Je souhaiterais pouvoir contractualiser davantage sur l'éducation
nationale, et peut-être un peu moins sur les grands équipements
routiers et autoroutiers. Notre pays manque de formations et d'ouvertures pour
les lycées et collèges. Les transformations sont importantes. Sur
le reste, cela poursuit son chemin normalement.
M. Francis Grignon, rapporteur -
Monsieur le
délégué, l'objet de notre commission d'enquête est
d'analyser l'utilisation des emplois dans l'éducation nationale. Vous
vous êtes défendu de ne pas avoir d'influence. Mais tous les
objectifs que vous avez indiqués nécessitent forcément des
moyens.
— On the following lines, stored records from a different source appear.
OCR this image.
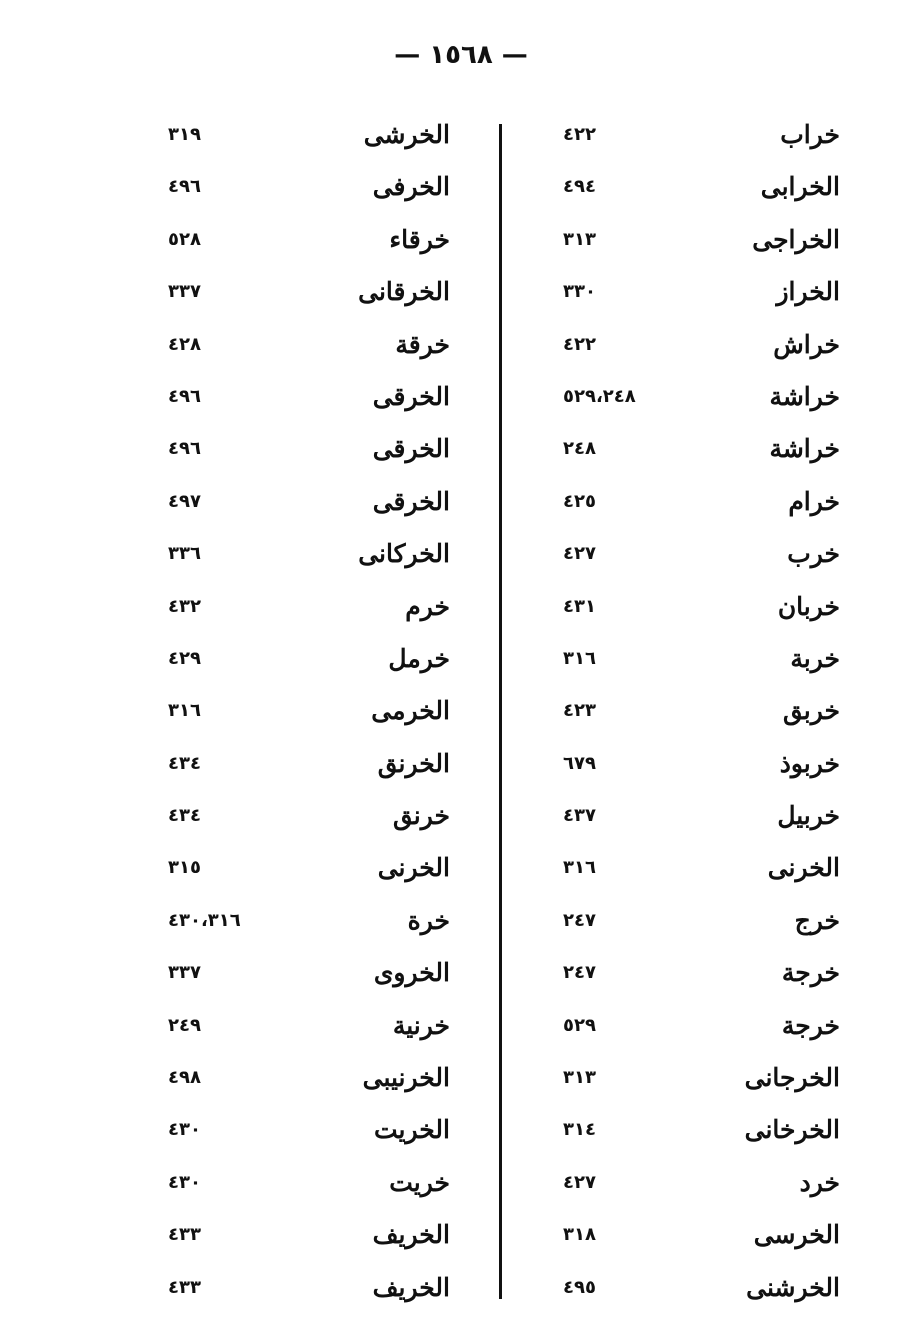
— ١٥٦٨ —
خراب
٤٢٢
الخرابی
٤٩٤
الخراجی
٣١٣
الخراز
٣٣٠
خراش
٤٢٢
خراشة
٥٢٩،٢٤٨
خراشة
٢٤٨
خرام
٤٢٥
خرب
٤٢٧
خربان
٤٣١
خربة
٣١٦
خربق
٤٢٣
خربوذ
٦٧٩
خربیل
٤٣٧
الخرنی
٣١٦
خرج
٢٤٧
خرجة
٢٤٧
خرجة
٥٢٩
الخرجانی
٣١٣
الخرخانی
٣١٤
خرد
٤٢٧
الخرسی
٣١٨
الخرشنی
٤٩٥
الخرشی
٣١٩
الخرفی
٤٩٦
خرقاء
٥٢٨
الخرقانی
٣٣٧
خرقة
٤٢٨
الخرقی
٤٩٦
الخرقی
٤٩٦
الخرقی
٤٩٧
الخرکانی
٣٣٦
خرم
٤٣٢
خرمل
٤٢٩
الخرمی
٣١٦
الخرنق
٤٣٤
خرنق
٤٣٤
الخرنی
٣١٥
خرة
٤٣٠،٣١٦
الخروی
٣٣٧
خرنیة
٢٤٩
الخرنیبی
٤٩٨
الخریت
٤٣٠
خریت
٤٣٠
الخریف
٤٣٣
الخریف
٤٣٣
On sait, par exemple, que quand on augmente d'une heure telle
matière dans les collèges, cela induit des centaines
d'enseignants en plus, des gens que l'on met trois ans à recruter et que
l'on embauche pour trente ans. Il faut donc avoir conscience des moyens.
S'agissant des objectifs fort intéressants que vous nous avez
exposés, les avez-vous systématiquement traduits en moyens
supplémentaires pour l'éducation nationale ? De plus, comme
vous avez parlé de contractualisation, quels seraient ces moyens
nécessaires pour l'Etat, pour les communes, pour les regroupements
communaux, les départements, les régions ? C'est ma
première question.
La seconde, plus centrée sur l'éducation (si vous pouvez y
répondre, car je ne connais pas les degrés d'analyse de vos
services dans ce domaine) est la suivante : il y a actuellement des
besoins dans les ZEP, où l'on veut concentrer un nombre plus grand
d'enseignants ; il y a des besoins en milieu rural où l'on veut
garder les écoles. Pensez-vous que globalement, la diminution, à
long terme, des effectifs scolarisés va permettre, par
redéploiement, à moyens constants de répondre à
tous ces besoins
?
Sur les aspects immatériels que vous évoquez, je prends l'exemple
de mon village : 1 400 habitants, 14 associations encadrant
environ 400 jeunes. Si je compare cela à une banlieue, de
Strasbourg ou d'ailleurs, où il y a trois immeubles, je doute qu'il y
ait ces 14 associations pour encadrer ces 400 jeunes. Faut-il tout
centrer sur l'éducation nationale dans ces banlieues ?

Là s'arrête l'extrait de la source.